Por otra parte, los países de Ar-Ahún y Karodes han alcanzando un nivel de prosperidad equiparable al de Bohovassa. Ar-Ahún participa en la colonización de Azoryaán sin pisarle el terreno a Bohovassa, pero cosechando el mismo beneficio económico. Las ciudades-estado de Karodes se han convertido en las principales zonas de comercio del Océano de las Mil Islas. Además, las academias de hechicería radicadas en el archipiélago de Karodes empiezan a ser una competencia importante para la Cofradía de Magos de Bohovassa. Parece como si el imperio fundado por Draal hubiese entrado en un periodo de decadencia y las nuevas potencias estuviesen ya trayendo una visión del mundo renovada con planes muy distintos para los habitantes de Kuaron.
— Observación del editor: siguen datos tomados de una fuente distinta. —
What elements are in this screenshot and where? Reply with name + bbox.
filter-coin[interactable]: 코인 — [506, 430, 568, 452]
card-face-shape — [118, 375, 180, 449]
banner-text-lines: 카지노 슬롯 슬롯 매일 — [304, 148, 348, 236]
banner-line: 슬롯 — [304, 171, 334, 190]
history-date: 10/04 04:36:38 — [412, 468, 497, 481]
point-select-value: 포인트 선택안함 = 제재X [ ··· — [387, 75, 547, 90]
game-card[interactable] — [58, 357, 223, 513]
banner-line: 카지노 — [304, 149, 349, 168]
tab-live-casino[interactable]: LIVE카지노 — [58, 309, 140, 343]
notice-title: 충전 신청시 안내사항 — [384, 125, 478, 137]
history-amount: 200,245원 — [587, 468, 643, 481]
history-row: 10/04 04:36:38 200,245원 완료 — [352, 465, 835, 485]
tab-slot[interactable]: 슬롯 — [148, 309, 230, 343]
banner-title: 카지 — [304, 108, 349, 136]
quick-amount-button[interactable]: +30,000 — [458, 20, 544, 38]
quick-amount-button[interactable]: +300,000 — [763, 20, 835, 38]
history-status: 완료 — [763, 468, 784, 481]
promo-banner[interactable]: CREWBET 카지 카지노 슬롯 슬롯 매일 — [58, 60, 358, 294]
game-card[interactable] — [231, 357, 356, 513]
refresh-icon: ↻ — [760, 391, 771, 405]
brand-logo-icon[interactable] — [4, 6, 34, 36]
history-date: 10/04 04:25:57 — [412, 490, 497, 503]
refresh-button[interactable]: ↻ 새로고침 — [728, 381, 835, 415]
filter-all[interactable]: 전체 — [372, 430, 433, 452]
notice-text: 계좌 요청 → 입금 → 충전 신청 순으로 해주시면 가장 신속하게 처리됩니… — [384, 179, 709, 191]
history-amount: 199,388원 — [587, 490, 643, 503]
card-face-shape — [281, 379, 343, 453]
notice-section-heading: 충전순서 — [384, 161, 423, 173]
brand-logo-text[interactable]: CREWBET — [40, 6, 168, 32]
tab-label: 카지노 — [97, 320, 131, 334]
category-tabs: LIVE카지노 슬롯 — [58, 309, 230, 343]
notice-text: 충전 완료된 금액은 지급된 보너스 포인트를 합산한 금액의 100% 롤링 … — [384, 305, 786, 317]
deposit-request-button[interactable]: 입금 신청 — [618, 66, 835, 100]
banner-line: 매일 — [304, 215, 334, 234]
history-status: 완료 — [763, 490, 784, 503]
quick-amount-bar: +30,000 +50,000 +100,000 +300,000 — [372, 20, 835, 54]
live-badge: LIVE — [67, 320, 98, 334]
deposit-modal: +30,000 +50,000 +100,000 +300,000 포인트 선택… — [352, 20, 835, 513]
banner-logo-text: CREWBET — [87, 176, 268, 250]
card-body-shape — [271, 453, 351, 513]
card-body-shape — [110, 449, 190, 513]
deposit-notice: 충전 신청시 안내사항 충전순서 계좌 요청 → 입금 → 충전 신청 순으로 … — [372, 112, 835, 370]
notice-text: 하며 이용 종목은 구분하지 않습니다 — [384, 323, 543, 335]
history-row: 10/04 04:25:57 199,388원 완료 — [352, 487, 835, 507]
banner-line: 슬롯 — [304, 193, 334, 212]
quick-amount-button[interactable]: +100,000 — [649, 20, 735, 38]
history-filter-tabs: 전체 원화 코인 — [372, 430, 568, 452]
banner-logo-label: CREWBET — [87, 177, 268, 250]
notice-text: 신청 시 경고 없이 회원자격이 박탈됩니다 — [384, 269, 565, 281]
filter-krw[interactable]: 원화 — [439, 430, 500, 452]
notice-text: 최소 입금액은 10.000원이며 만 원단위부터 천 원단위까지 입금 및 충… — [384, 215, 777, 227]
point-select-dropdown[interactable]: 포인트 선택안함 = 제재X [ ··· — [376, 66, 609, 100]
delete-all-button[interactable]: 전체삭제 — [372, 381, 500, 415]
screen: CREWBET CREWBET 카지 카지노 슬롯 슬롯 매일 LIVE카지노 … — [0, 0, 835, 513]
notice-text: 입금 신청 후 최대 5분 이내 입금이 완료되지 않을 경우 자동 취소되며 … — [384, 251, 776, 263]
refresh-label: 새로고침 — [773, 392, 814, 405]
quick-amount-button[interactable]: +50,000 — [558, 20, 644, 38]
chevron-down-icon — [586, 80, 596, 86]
Mientras todo esto sucede, la Teocracia de Krotchelón tiene a su nuevo líder, el comandante de la Falange de la Sangre, Zer Ebulón. Este guerrero poderoso y despiadado está consiguiendo que sus tropas avancen en el Frente de Akilar hasta reducir notablemente la presencia bohovassana. Zer Ebulón es un nostálgico de la época de Ilkior. Tiene como objetivos devolver a Krotchelón el poder perdido y terminar el trabajo que Ilkior dejó a medias. Su capacidad militar y su carisma político están reactivando a su pueblo, tras muchos años de letargo. Los sacerdotes de la culto de los Dioses Descendentes, los magos de las escuelas de hechicería de Krotechelón y los soldados de la Falange de la Sangre están entusiasmados con el nuevo líder y han recuperado su brío demoníaco.

Todos los países saben que tienen que mantenerse cohesionados ante las agresiones de Krotchelón. Mostrar debilidad ante esta potencia podría ser fatal. El mundo no soportaría otra guerra como la de los Trece Años.